A retrospective matched cohort analysis examined whether RCFF influences postoperative kidney stability in adults with T2DM exposed to sevoflurane or desflurane. The study, reported in Renal Failure, evaluated postoperative renal function and the contribution of RCFF to renal vulnerability.
Adults undergoing non-cardiac surgery lasting more than three hours were included if they had preoperative abdominal magnetic resonance imaging (MRI) with proton density fat fraction sequences. Propensity score matching (PSM) created balanced exposure groups. Multivariate logistic regression identified predictors of postoperative renal decline, defined as a sustained 25% or greater decrease in eGFR through postoperative day seven.

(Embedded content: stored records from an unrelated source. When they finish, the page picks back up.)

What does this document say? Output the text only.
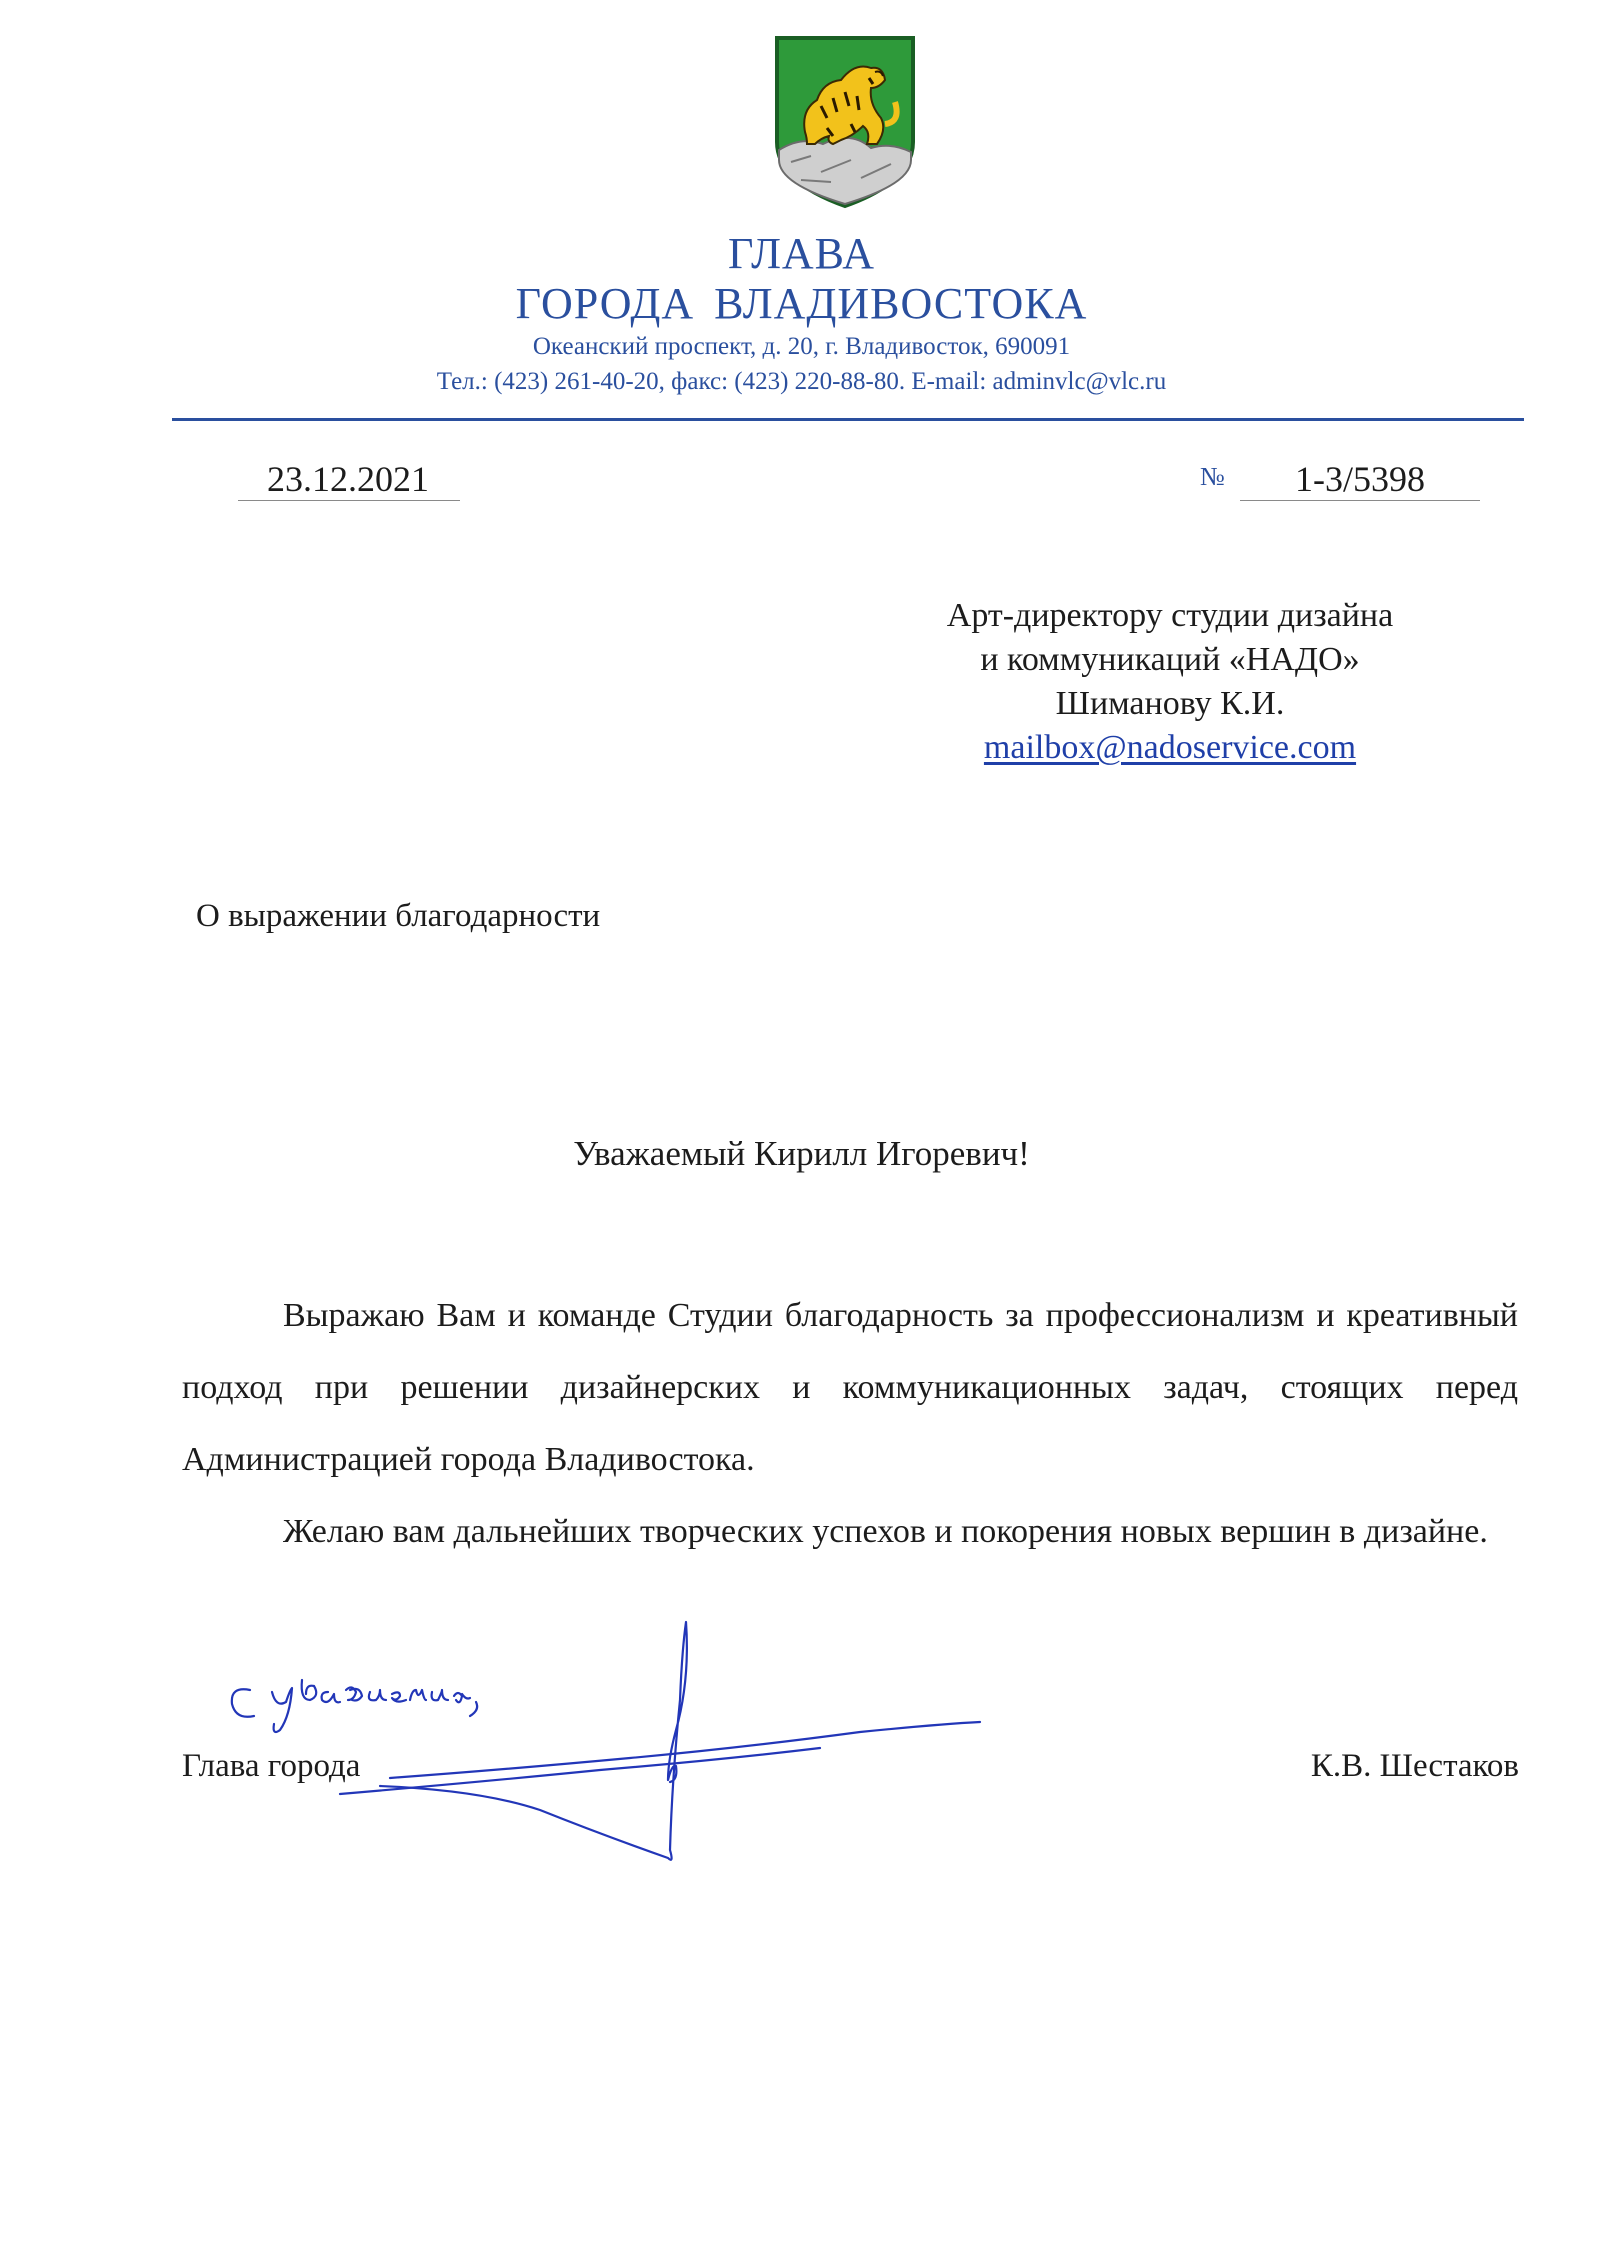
ГЛАВА
ГОРОДА ВЛАДИВОСТОКА
Океанский проспект, д. 20, г. Владивосток, 690091
Тел.: (423) 261-40-20, факс: (423) 220-88-80. E-mail: adminvlc@vlc.ru
23.12.2021	№	1-3/5398
Арт-директору студии дизайна
и коммуникаций «НАДО»
Шиманову К.И.
mailbox@nadoservice.com
О выражении благодарности
Уважаемый Кирилл Игоревич!

Выражаю Вам и команде Студии благодарность за профессионализм и креативный подход при решении дизайнерских и коммуникационных задач, стоящих перед Администрацией города Владивостока.

Желаю вам дальнейших творческих успехов и покорения новых вершин в дизайне.

Глава города	К.В. Шестаков
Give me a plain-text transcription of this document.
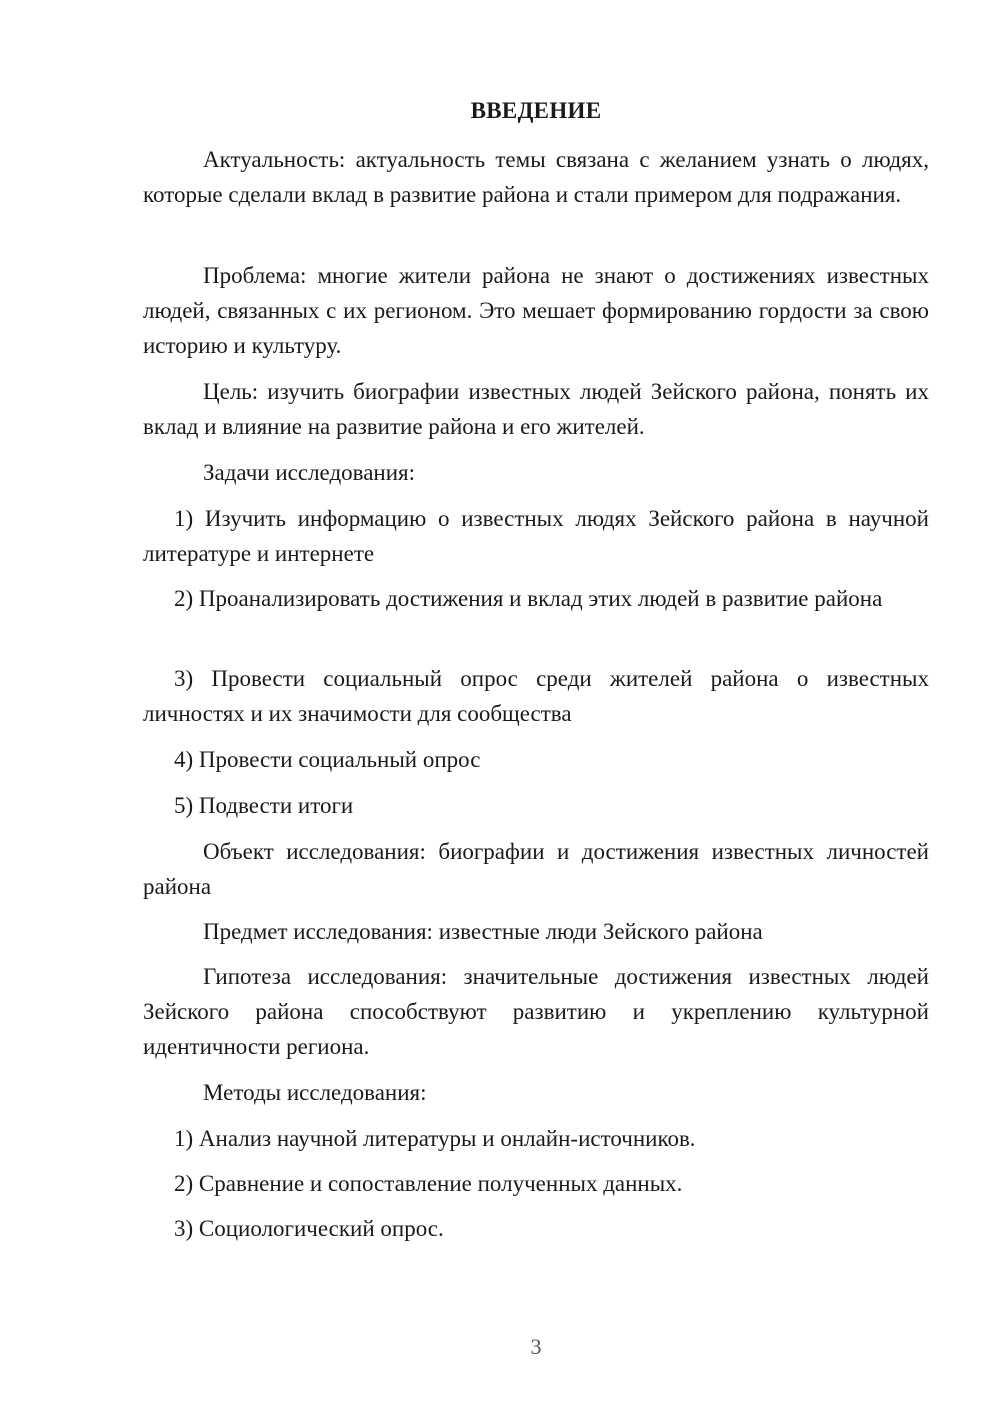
ВВЕДЕНИЕ

Актуальность: актуальность темы связана с желанием узнать о людях, которые сделали вклад в развитие района и стали примером для подражания.

Проблема: многие жители района не знают о достижениях известных людей, связанных с их регионом. Это мешает формированию гордости за свою историю и культуру.

Цель: изучить биографии известных людей Зейского района, понять их вклад и влияние на развитие района и его жителей.

Задачи исследования:

1) Изучить информацию о известных людях Зейского района в научной литературе и интернете

2) Проанализировать достижения и вклад этих людей в развитие района

3) Провести социальный опрос среди жителей района о известных личностях и их значимости для сообщества

4) Провести социальный опрос

5) Подвести итоги

Объект исследования: биографии и достижения известных личностей района

Предмет исследования: известные люди Зейского района

Гипотеза исследования: значительные достижения известных людей Зейского района способствуют развитию и укреплению культурной идентичности региона.

Методы исследования:

1) Анализ научной литературы и онлайн-источников.

2) Сравнение и сопоставление полученных данных.

3) Социологический опрос.

3
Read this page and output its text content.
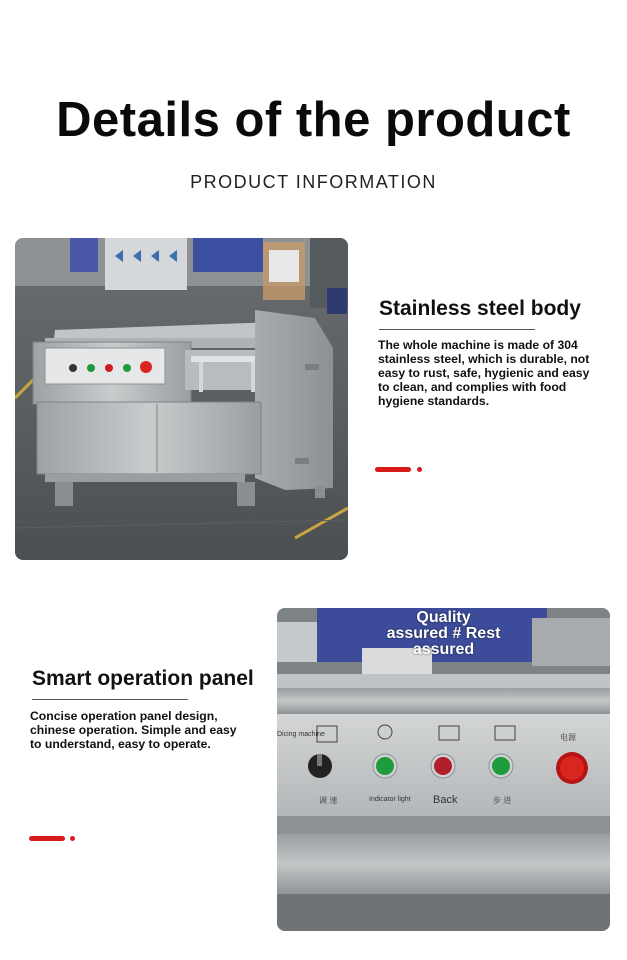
Details of the product
PRODUCT INFORMATION
Stainless steel body
The whole machine is made of 304
stainless steel, which is durable, not
easy to rust, safe, hygienic and easy
to clean, and complies with food
hygiene standards.
Smart operation panel
Concise operation panel design,
chinese operation. Simple and easy
to understand, easy to operate.
Quality
assured # Rest
assured
Dicing machine
调 速	Indicator light Back	步 进
电源
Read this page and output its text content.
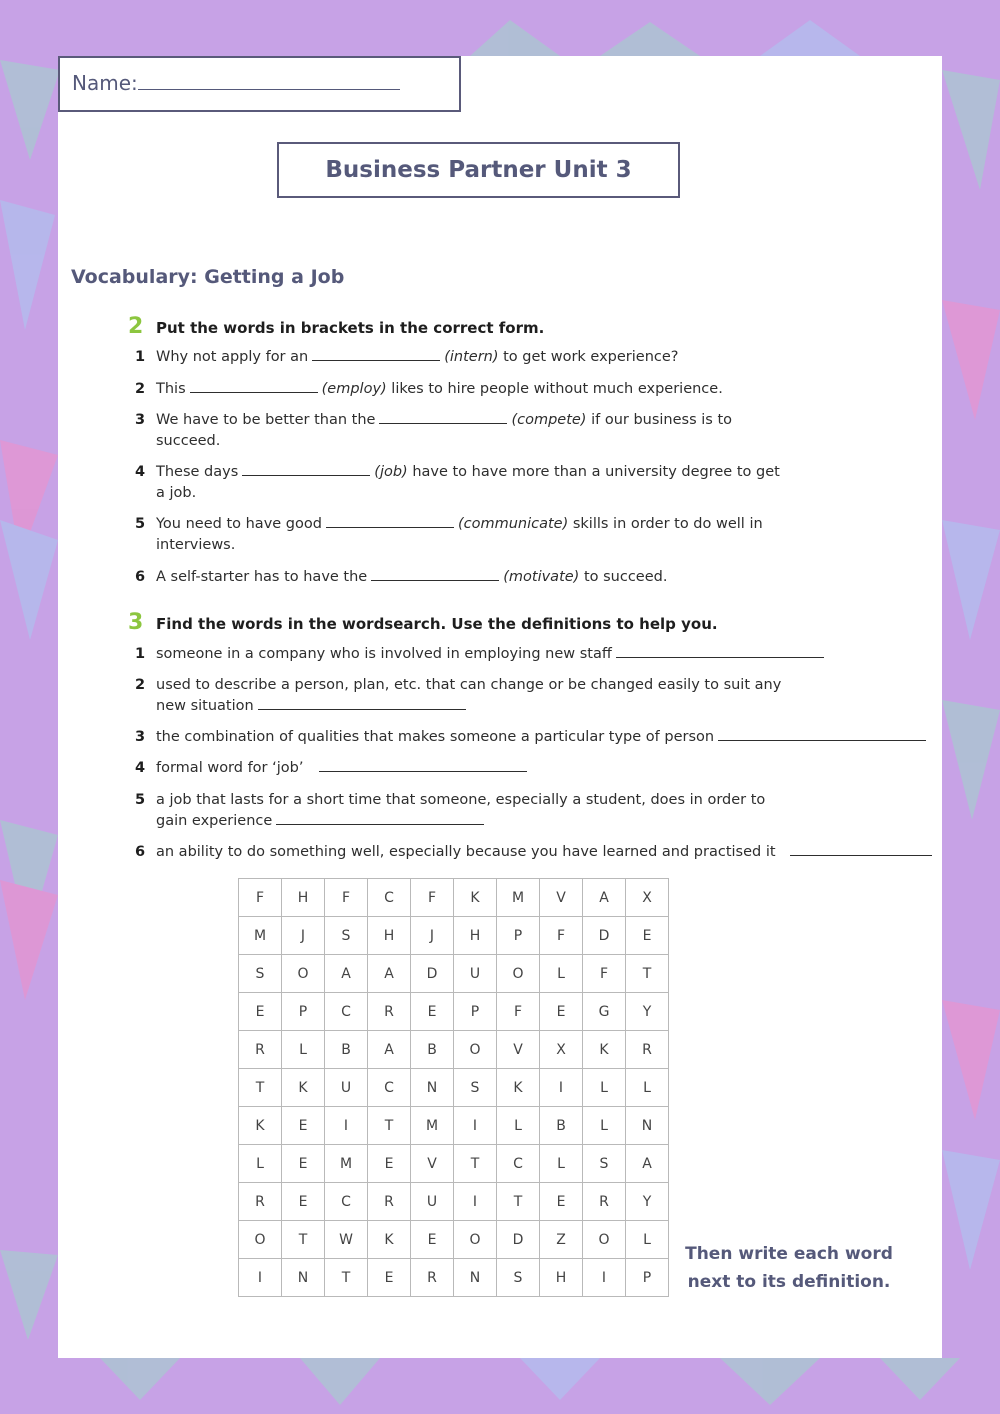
Name:
Business Partner Unit 3
Vocabulary: Getting a Job
2 Put the words in brackets in the correct form.
1 Why not apply for an	(intern) to get work experience?
2 This	(employ) likes to hire people without much experience.
3 We have to be better than the	(compete) if our business is to succeed.
4 These days	(job) have to have more than a university degree to get a job.
5 You need to have good	(communicate) skills in order to do well in interviews.
6 A self-starter has to have the	(motivate) to succeed.
3 Find the words in the wordsearch. Use the definitions to help you.
1 someone in a company who is involved in employing new staff
2 used to describe a person, plan, etc. that can change or be changed easily to suit any new situation
3 the combination of qualities that makes someone a particular type of person
4 formal word for ‘job’
5 a job that lasts for a short time that someone, especially a student, does in order to gain experience
6 an ability to do something well, especially because you have learned and practised it
F	H	F	C	F	K	M	V	A	X
M	J	S	H	J	H	P	F	D	E
S	O	A	A	D	U	O	L	F	T
E	P	C	R	E	P	F	E	G	Y
R	L	B	A	B	O	V	X	K	R
T	K	U	C	N	S	K	I	L	L
K	E	I	T	M	I	L	B	L	N
L	E	M	E	V	T	C	L	S	A
R	E	C	R	U	I	T	E	R	Y
O	T	W	K	E	O	D	Z	O	L
I	N	T	E	R	N	S	H	I	P
Then write each word
next to its definition.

A total of 158 matched adults were analyzed. Sustained eGFR decline occurred in 57.6% of participants. Rates were similar between anesthetic groups, with 63.3% in the sevoflurane group and 51.9% in the desflurane group (p = 0.198). Lower baseline eGFR and lower RCFF predicted eGFR decline only under sevoflurane. An RCFF threshold of 2% identified higher susceptibility. Individuals with RCFF below 2% had an 81.8% decline rate under sevoflurane compared with 53.3% above this threshold.
These findings suggest that low RCFF increases renal sensitivity to sevoflurane in T2DM and supports selective anesthetic planning when renal reserves appear limited.